此外,根据欧盟第29条数据保护工作组的观点,[3]第三国如欲确保充分的个人数据保护水平,则其个人数据保护体系在内容方面必须包含以下原则:①概念。第三国的个人数据保护体系应存在基本的数据保护概念和(或)原则。这些概念和原则无须与《一般数据保护条例》所使用的术语相同,但是必须反映欧盟数据保护法中规定的概念且与这些概念一致。这些概念包括个人数据、个人数据处理、数据控制者、数据处理者、接收者以及敏感数据等。②出于合法目的而进行合法和公平的数据处理的理由。③目的限制原则。④数据质量和比例原则。⑤数据保留原则。⑥安全和保密原则。⑦透明度原则。⑧访问、纠正、删除和拒绝的权利。⑨对继续传输的限制。

对于特定类型的数据处理,第三国的个人数据保护体系还应在内容中增加以下原则:①特殊种类的个人数据。对于特殊种类的个人数据,即敏感数据应有特定的保障措施。相关保障应通过有关数据处理的更为严格的要求,例如,数据主体就数据处理给予明确同意或通过额外的安全措施而予以实施。②直销。在数据为直销目的而处理的情况下,数据主体应能够在免费的情况下随时反对此类数据处理。③自动化决策和数据画像。完全基于自动化处理作出的决定,包括数据画像,仅在第三国法律框架确立的某些条件下方可进行。在欧盟的法律框架中,该等条件包括需获取数据主体的明示同意或该决定对于合同的订立是必要的。若该决定不符合第三国法律框架确立的条件,则数据主体应有权不受该决定的约束。无论如何,第三国的法律应规定必要的保障措施,包括数据主体获知该决定的特定理由和所涉逻辑的权利、纠正不准确和不完整信息的权利,以及对基于不准确的事实作出的决定提出异议的权利等。

同时,第三国的个人数据保护体系还应在程序和强制执行方面包含以下机制:①适格的独立监管机构。②确保良好的合规水平。③问责制。④就数据主体行使权利提供支持和帮助,并提供恰当的救济机制。

第二,本案明确了欧盟—美国安全港机制无效。对于欧盟境内的实体机构而言,拥有向美国境内的接收者传输个人数据的能力历来是一个重要的因素,不管是在国际贸易、集团内部合并和集中的情况下,还是在美国境内的IT服务提供商接受IT相关服务的情况下均系如此。由于从欧盟的角度来看,美国的隐私和数据保护系由联邦和各州层面的结构复杂的部门规章以及行业自律规则予以规制,而这些规章和规则并未提供充分的个人数据保护水平。[4]因此,欧盟委员会和美国政府通过协商建立了欧盟—美国安全港机制,该机制主要由安全港隐私原则以及美国商务部发布的常见问题组成,其中安全港隐私原则包括通知、选择、继续传输、安全、数据完整性、访问、强制执行等。常见问题包括敏感数据、新闻例外、从属责任、投资银行和审计、数据保护机构的作用、自我证明、核查、访问、人力资源、争议解决和强制执行、退出的时间、旅行信息、医药产品、公共记录和公开可得信息等。

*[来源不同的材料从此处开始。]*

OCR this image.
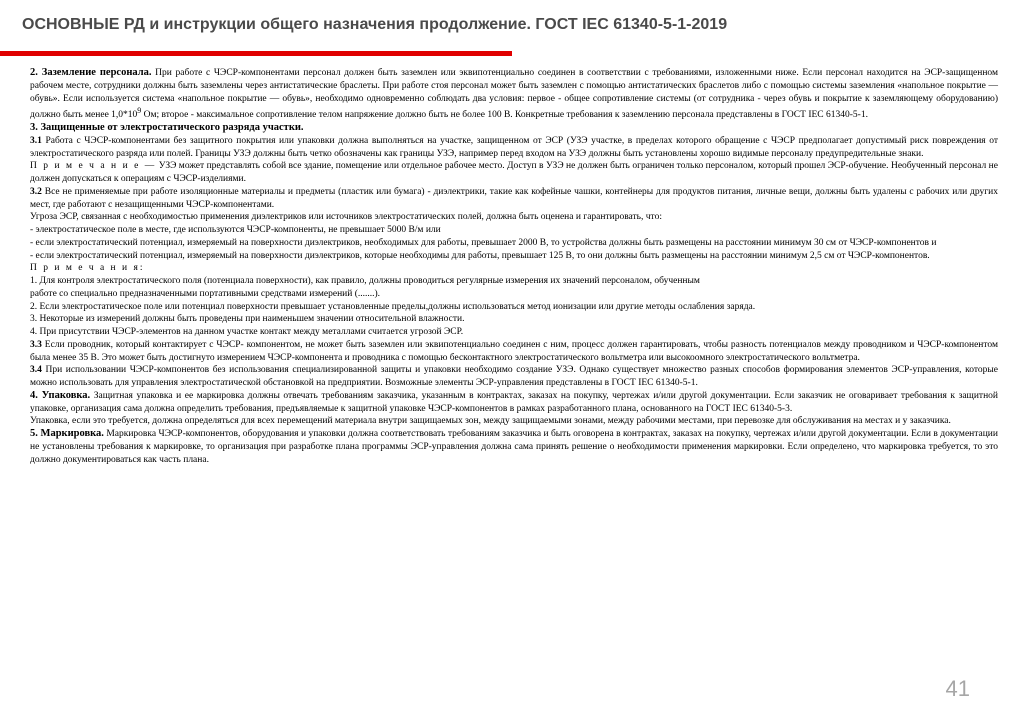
ОСНОВНЫЕ РД и инструкции общего назначения продолжение. ГОСТ IEC 61340-5-1-2019

2. Заземление персонала. При работе с ЧЭСР-компонентами персонал должен быть заземлен или эквипотенциально соединен в соответствии с требованиями, изложенными ниже. Если персонал находится на ЭСР-защищенном рабочем месте, сотрудники должны быть заземлены через антистатические браслеты. При работе стоя персонал может быть заземлен с помощью антистатических браслетов либо с помощью системы заземления «напольное покрытие — обувь». Если используется система «напольное покрытие — обувь», необходимо одновременно соблюдать два условия: первое - общее сопротивление системы (от сотрудника - через обувь и покрытие к заземляющему оборудованию) должно быть менее $1,0*10^9$ Ом; второе - максимальное сопротивление телом напряжение должно быть не более 100 В. Конкретные требования к заземлению персонала представлены в ГОСТ IEC 61340-5-1.

3. Защищенные от электростатического разряда участки.

3.1 Работа с ЧЭСР-компонентами без защитного покрытия или упаковки должна выполняться на участке, защищенном от ЭСР (УЗЭ участке, в пределах которого обращение с ЧЭСР предполагает допустимый риск повреждения от электростатического разряда или полей. Границы УЗЭ должны быть четко обозначены как границы УЗЭ, например перед входом на УЗЭ должны быть установлены хорошо видимые персоналу предупредительные знаки.

П р и м е ч а н и е — УЗЭ может представлять собой все здание, помещение или отдельное рабочее место. Доступ в УЗЭ не должен быть ограничен только персоналом, который прошел ЭСР-обучение. Необученный персонал не должен допускаться к операциям с ЧЭСР-изделиями.

3.2 Все не применяемые при работе изоляционные материалы и предметы (пластик или бумага) - диэлектрики, такие как кофейные чашки, контейнеры для продуктов питания, личные вещи, должны быть удалены с рабочих или других мест, где работают с незащищенными ЧЭСР-компонентами.

Угроза ЭСР, связанная с необходимостью применения диэлектриков или источников электростатических полей, должна быть оценена и гарантировать, что:

- электростатическое поле в месте, где используются ЧЭСР-компоненты, не превышает 5000 В/м или

- если электростатический потенциал, измеряемый на поверхности диэлектриков, необходимых для работы, превышает 2000 В, то устройства должны быть размещены на расстоянии минимум 30 см от ЧЭСР-компонентов и

- если электростатический потенциал, измеряемый на поверхности диэлектриков, которые необходимы для работы, превышает 125 В, то они должны быть размещены на расстоянии минимум 2,5 см от ЧЭСР-компонентов.

П р и м е ч а н и я:

1. Для контроля электростатического поля (потенциала поверхности), как правило, должны проводиться регулярные измерения их значений персоналом, обученным

работе со специально предназначенными портативными средствами измерений (.......).

2. Если электростатическое поле или потенциал поверхности превышает установленные пределы,должны использоваться метод ионизации или другие методы ослабления заряда.

3. Некоторые из измерений должны быть проведены при наименьшем значении относительной влажности.

4. При присутствии ЧЭСР-элементов на данном участке контакт между металлами считается угрозой ЭСР.

3.3 Если проводник, который контактирует с ЧЭСР- компонентом, не может быть заземлен или эквипотенциально соединен с ним, процесс должен гарантировать, чтобы разность потенциалов между проводником и ЧЭСР-компонентом была менее 35 В. Это может быть достигнуто измерением ЧЭСР-компонента и проводника с помощью бесконтактного электростатического вольтметра или высокоомного электростатического вольтметра.

3.4 При использовании ЧЭСР-компонентов без использования специализированной защиты и упаковки необходимо создание УЗЭ. Однако существует множество разных способов формирования элементов ЭСР-управления, которые можно использовать для управления электростатической обстановкой на предприятии. Возможные элементы ЭСР-управления представлены в ГОСТ IEC 61340-5-1.

4. Упаковка. Защитная упаковка и ее маркировка должны отвечать требованиям заказчика, указанным в контрактах, заказах на покупку, чертежах и/или другой документации. Если заказчик не оговаривает требования к защитной упаковке, организация сама должна определить требования, предъявляемые к защитной упаковке ЧЭСР-компонентов в рамках разработанного плана, основанного на ГОСТ IEC 61340-5-3.

Упаковка, если это требуется, должна определяться для всех перемещений материала внутри защищаемых зон, между защищаемыми зонами, между рабочими местами, при перевозке для обслуживания на местах и у заказчика.

5. Маркировка. Маркировка ЧЭСР-компонентов, оборудования и упаковки должна соответствовать требованиям заказчика и быть оговорена в контрактах, заказах на покупку, чертежах и/или другой документации. Если в документации не установлены требования к маркировке, то организация при разработке плана программы ЭСР-управления должна сама принять решение о необходимости применения маркировки. Если определено, что маркировка требуется, то это должно документироваться как часть плана.

41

在其2000年7月26日作出的《2000/520决定》中,欧盟委员会认定,该决定附件1中载明的“安全港隐私原则”、附件2中载明的用以执行“安全港隐私原则”的美国商务部发布的常见问题,应视为确保了对从欧盟传输至美国境内设立的机构的个人数据的充分的保护水平。但是,本案欧洲法院在对《2000/520决定》进行司法审查后却认为,欧盟委员会作出的《2000/520决定》无效,理由主要是:该决定允许基于国家安全、公共利益、执法要求或者基于美国国内法律对安全港隐私原则的适用予以限制。该决定由此使得对相关个人(其个人数据被或可能被从欧盟传输至美国)的基本权利的干预成为可能。然而,该决定既未包含有关美国存在其颁布的旨在限制前述干预的任何规则的认定,也未包含有关美国存在防止该等干预的有效法律保护的认定。基于欧盟所保障的基本权利和自由的保护水平,要求干预《宪章》第7和8条规定的基本权利的法律制定清晰和准确的规则,对相关措施的范围和适用进行规制,并就个人数据保护给予最低保障、施与最低减损和限制。而案涉美国法律一是违反了《宪章》第7条,因为其允许公权力机关在宽泛的基础上获取电子通信的内容;二是违反了《宪章》第47条,因为其未向相关个人提供法律救济,以访问、纠正和删除其个人数据;三是违反了《宪章》第8条,因为其对《宪章》第7和47条的违反导致个人数据被非法处理。考虑到欧盟委员会在依照《95/46指令》的规定作出第三国是否确保了充分的个人数据保护水平之决定时,必须在阐述理由的基础上认定,该第三国事实上因其国内法或国际承诺而确保了其对基本权利的保护水平与欧盟法律秩序所保障的保护水平实质性相同。而欧盟委员会在《2000/520决定》中并未认定美国事实上因其国内法或国际承诺而确保了充分的保护水平。据此,欧洲法院认定,《2000/520决定》未遵守《宪章》和《95/46指令》的要求,并因此无效。与此相应,该决定构建的欧盟—美国安全港机制亦相应无效。(https://www.daowen.com)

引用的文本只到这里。